A certain computer science professor named Baudisch and his team are currently hard at work creating an invisible smartphone system. Foreseeing upcoming trends in touch sensitive devices, Baudisch believes there will come a time when small gestures on the palm of one’s hand replaces our already miniaturized smartphone app-centric computing. To accomplish this next step, however, takes a lot of work, thus explaining the experimental photo’s below involving a pocket-bound iPhone and human hands.
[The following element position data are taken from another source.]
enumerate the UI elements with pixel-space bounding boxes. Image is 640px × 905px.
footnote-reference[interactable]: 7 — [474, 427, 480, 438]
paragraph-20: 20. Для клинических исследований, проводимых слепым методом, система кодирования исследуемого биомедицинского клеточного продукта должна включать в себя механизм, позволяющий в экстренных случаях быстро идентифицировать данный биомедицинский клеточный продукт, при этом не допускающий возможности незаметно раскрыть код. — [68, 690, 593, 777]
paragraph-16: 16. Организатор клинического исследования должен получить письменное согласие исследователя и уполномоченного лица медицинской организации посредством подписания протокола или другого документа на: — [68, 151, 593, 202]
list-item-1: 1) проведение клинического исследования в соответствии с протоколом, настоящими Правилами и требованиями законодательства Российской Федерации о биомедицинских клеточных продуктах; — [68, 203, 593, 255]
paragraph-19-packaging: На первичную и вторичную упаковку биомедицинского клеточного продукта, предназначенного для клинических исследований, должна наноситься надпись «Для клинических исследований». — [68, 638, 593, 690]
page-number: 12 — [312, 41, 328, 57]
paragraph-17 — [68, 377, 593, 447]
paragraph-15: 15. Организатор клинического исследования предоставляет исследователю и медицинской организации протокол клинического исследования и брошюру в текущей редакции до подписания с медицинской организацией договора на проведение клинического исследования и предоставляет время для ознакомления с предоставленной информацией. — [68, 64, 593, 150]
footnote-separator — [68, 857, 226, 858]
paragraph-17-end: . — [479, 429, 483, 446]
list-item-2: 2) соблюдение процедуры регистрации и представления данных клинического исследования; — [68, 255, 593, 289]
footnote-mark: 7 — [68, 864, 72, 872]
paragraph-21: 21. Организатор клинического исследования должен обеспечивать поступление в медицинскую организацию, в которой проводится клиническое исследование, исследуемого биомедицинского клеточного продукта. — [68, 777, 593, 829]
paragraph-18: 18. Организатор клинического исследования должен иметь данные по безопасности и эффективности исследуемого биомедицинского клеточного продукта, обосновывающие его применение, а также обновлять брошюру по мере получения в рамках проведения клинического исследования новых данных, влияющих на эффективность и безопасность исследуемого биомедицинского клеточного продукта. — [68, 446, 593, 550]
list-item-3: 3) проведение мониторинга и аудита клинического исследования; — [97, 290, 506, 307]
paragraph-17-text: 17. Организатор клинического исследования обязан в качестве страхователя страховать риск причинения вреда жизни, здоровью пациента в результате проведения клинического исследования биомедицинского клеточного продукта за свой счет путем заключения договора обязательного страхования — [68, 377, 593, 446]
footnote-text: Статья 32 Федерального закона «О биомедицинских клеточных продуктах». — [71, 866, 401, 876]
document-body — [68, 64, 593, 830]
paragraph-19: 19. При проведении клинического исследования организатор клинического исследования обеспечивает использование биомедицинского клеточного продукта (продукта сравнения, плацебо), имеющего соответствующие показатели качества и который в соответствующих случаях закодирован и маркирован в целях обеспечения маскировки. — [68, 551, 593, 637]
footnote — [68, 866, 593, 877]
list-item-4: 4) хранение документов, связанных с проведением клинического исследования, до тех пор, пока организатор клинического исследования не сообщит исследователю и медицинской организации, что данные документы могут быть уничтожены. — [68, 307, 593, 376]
Currently being assembled in the Hasso Plattner Institute in Germany, Professor Baudisch and colleagues are using a motion capture camera and connectivity to translate hand gestures into smartphone functions. The value of such features is people who might be too busy processing information in their daily work no longer have to pull out their smartphone to access app and receive emails. It can all be done with flicks of the fingers and slight manipulations.
A little more insight:
For the current project, the researchers used a depth camera similar to the one used in Microsoft’s Kinect for Xbox, but bulkier and positioned on a tripod. (Ultimately, a smaller, wearable depth camera could be used.) The camera “subtracts” the background and tracks the finger position on the palm. It works well in various lighting conditions, including direct sunlight. Software interprets finger positions and movements and correlates it to the position of icons on a person’s iPhone. A Wi-Fi radio transmits these movements to the phone.
Of course, it will be a while before Professor Blaudisch presents a commercially viable variant of his current project.